We've come a long way from my first beige IBM XT clone back in early 90's. It wasn't going to win any prizes for looks, and at the size of a large suitcase, it was also a hernia-busting bit of kit that was built like a brick you-know-what house.
Sporting a 4.77Mhz CPU and mono Hercules graphics, I am still stunned that it ever managed to run gaming titles like populous. At the time if someone had said to me that only 20 years later I'd be able to get a PC that fits into the palm of my hand and has the sort of graphics and processing power that would have most certainly been a classified military secret back in the 90's, I'd have laughed.
Nowadays however it mightn't sound too far-fetched, especially thanks to games consoles, but getting a half decent games PC that is small enough to occupy a niche in your lounge seems to have remained a tricky proposition even to this day. Dell had a crack at it with their console-like X51 PC, as have a bunch of other manufacturers. Nothing has really set the world on fire.
Which is of course a real shame, the PC has a massive ecosystem of games and thanks to the Stream online game store, getting said games is now easier than falling off a log.
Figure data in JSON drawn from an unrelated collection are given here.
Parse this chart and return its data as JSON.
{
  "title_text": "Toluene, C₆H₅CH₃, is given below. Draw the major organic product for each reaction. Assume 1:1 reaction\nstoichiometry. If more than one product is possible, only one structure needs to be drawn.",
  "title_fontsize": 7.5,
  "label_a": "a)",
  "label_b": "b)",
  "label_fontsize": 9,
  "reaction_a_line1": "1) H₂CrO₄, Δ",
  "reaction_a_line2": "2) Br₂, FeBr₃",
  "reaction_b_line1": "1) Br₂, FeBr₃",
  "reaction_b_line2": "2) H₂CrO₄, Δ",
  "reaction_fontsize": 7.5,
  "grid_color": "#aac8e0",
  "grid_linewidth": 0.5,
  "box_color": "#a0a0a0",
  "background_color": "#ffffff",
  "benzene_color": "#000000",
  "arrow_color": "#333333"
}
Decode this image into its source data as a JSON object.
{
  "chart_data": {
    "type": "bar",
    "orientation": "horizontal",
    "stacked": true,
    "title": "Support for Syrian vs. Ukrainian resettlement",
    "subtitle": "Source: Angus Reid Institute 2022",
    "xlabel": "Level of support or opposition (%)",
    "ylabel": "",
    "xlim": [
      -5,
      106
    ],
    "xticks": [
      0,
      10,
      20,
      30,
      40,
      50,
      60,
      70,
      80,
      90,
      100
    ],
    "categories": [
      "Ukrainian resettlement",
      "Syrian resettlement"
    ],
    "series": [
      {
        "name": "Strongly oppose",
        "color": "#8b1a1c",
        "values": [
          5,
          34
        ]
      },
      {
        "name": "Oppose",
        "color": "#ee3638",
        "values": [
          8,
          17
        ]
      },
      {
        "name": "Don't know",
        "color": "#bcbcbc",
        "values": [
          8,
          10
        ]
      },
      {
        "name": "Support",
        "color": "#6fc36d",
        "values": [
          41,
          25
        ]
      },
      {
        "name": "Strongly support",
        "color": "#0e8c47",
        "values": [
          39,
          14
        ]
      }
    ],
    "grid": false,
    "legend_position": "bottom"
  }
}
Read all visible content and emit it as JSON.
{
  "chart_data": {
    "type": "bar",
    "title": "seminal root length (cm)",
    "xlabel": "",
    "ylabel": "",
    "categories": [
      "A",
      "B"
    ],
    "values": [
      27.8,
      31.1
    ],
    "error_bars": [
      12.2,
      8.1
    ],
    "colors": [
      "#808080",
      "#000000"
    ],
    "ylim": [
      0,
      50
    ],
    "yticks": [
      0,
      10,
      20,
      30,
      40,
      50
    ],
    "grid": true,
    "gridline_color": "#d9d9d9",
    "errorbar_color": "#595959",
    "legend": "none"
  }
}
Add in the free to download XBMC media centre and you've also got a smoking hot media centre that'll handle most media formats with relative ease.
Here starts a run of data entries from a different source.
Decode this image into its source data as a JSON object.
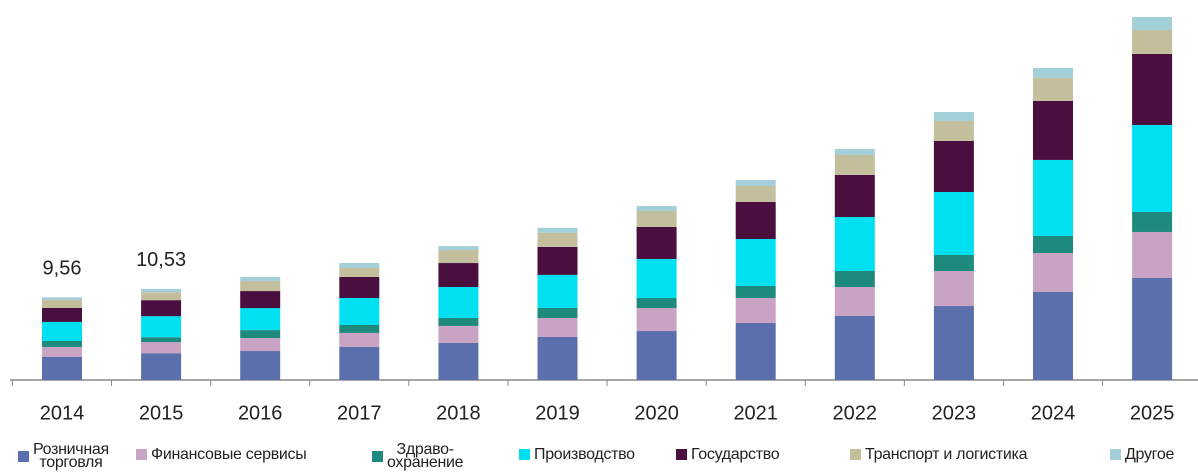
{
  "chart_data": {
    "type": "stacked_bar",
    "categories": [
      "2014",
      "2015",
      "2016",
      "2017",
      "2018",
      "2019",
      "2020",
      "2021",
      "2022",
      "2023",
      "2024",
      "2025"
    ],
    "series": [
      {
        "name": "Розничная\nторговля",
        "color": "#5b6fad",
        "values": [
          2.66,
          3.1,
          3.35,
          3.82,
          4.28,
          4.97,
          5.66,
          6.59,
          7.4,
          8.55,
          10.17,
          11.79
        ]
      },
      {
        "name": "Финансовые сервисы",
        "color": "#c9a3c3",
        "values": [
          1.16,
          1.27,
          1.5,
          1.62,
          1.97,
          2.2,
          2.66,
          2.89,
          3.35,
          4.05,
          4.51,
          5.32
        ]
      },
      {
        "name": "Здраво-\nохранение",
        "color": "#1e8a7e",
        "values": [
          0.69,
          0.58,
          0.92,
          0.92,
          0.92,
          1.16,
          1.16,
          1.39,
          1.85,
          1.85,
          1.97,
          2.31
        ]
      },
      {
        "name": "Производство",
        "color": "#00e0f0",
        "values": [
          2.2,
          2.43,
          2.54,
          3.12,
          3.58,
          3.82,
          4.51,
          5.43,
          6.24,
          7.28,
          8.79,
          10.06
        ]
      },
      {
        "name": "Государство",
        "color": "#4a0f3e",
        "values": [
          1.62,
          1.85,
          1.97,
          2.43,
          2.77,
          3.24,
          3.7,
          4.28,
          4.86,
          5.9,
          6.82,
          8.21
        ]
      },
      {
        "name": "Транспорт и логистика",
        "color": "#c3bf9c",
        "values": [
          0.92,
          0.92,
          1.16,
          1.04,
          1.5,
          1.62,
          1.85,
          1.85,
          2.31,
          2.31,
          2.66,
          2.77
        ]
      },
      {
        "name": "Другое",
        "color": "#a3cfd8",
        "values": [
          0.31,
          0.38,
          0.46,
          0.58,
          0.46,
          0.58,
          0.58,
          0.69,
          0.69,
          1.04,
          1.16,
          1.5
        ]
      }
    ],
    "annotations": [
      {
        "label": "9,56",
        "value": 9.56
      },
      {
        "label": "10,53",
        "value": 10.53
      }
    ],
    "ylim": [
      0,
      43
    ]
  }
}
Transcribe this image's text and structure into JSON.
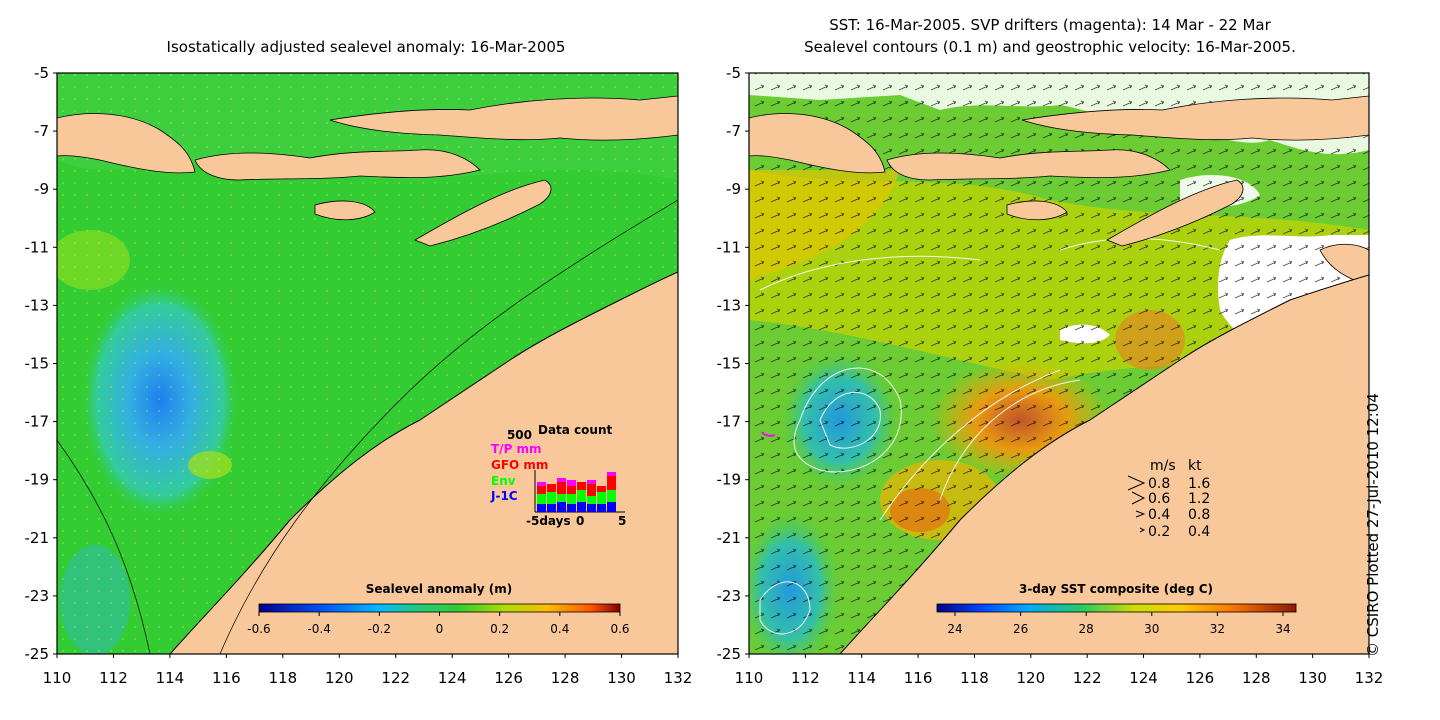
{
  "left_panel": {
    "title": "Isostatically adjusted sealevel anomaly: 16-Mar-2005",
    "colorbar": {
      "title": "Sealevel anomaly (m)",
      "labels": [
        "-0.6",
        "-0.4",
        "-0.2",
        "0",
        "0.2",
        "0.4",
        "0.6"
      ]
    },
    "inset": {
      "title": "Data count",
      "ymax_label": "500",
      "legend": [
        {
          "label": "T/P mm",
          "color": "#ff00ff"
        },
        {
          "label": "GFO mm",
          "color": "#ff0000"
        },
        {
          "label": "Env",
          "color": "#00ff00"
        },
        {
          "label": "J-1C",
          "color": "#0000ff"
        }
      ],
      "xlabels": [
        "-5days",
        "0",
        "5"
      ]
    }
  },
  "right_panel": {
    "title_line1": "SST: 16-Mar-2005. SVP drifters (magenta): 14 Mar - 22 Mar",
    "title_line2": "Sealevel contours (0.1 m) and geostrophic velocity: 16-Mar-2005.",
    "colorbar": {
      "title": "3-day SST composite (deg C)",
      "labels": [
        "24",
        "26",
        "28",
        "30",
        "32",
        "34"
      ]
    },
    "velocity_legend": {
      "header_ms": "m/s",
      "header_kt": "kt",
      "rows": [
        {
          "ms": "0.8",
          "kt": "1.6"
        },
        {
          "ms": "0.6",
          "kt": "1.2"
        },
        {
          "ms": "0.4",
          "kt": "0.8"
        },
        {
          "ms": "0.2",
          "kt": "0.4"
        }
      ]
    }
  },
  "axes": {
    "y_labels": [
      "-5",
      "-7",
      "-9",
      "-11",
      "-13",
      "-15",
      "-17",
      "-19",
      "-21",
      "-23",
      "-25"
    ],
    "x_labels": [
      "110",
      "112",
      "114",
      "116",
      "118",
      "120",
      "122",
      "124",
      "126",
      "128",
      "130",
      "132"
    ]
  },
  "credit": "© CSIRO Plotted 27-Jul-2010 12:04",
  "colors": {
    "land": "#f8c89a",
    "sea_green": "#33cc33",
    "sst_yellow": "#e8d000",
    "cloud": "#ffffff"
  }
}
Gigabyte however have taken things one step further by taking advantage of Intels latest CPU to develop the Brix II bare-bones PC that is housed in an insanely small chassis. By Adding in recently launched Haswell silicon (which includes much improved integrated graphics), they've managed to craft a tiny games machine that'll also do a great job of games and most multimedia chores. When I said insanely small, I'm not kidding - the Gigabytes box of tricks is only 29.9 x 107.9 x 114.6 mm, making it small enough to fit in the palm of your hand (or on the back of your TV using a VESA mounting bracket).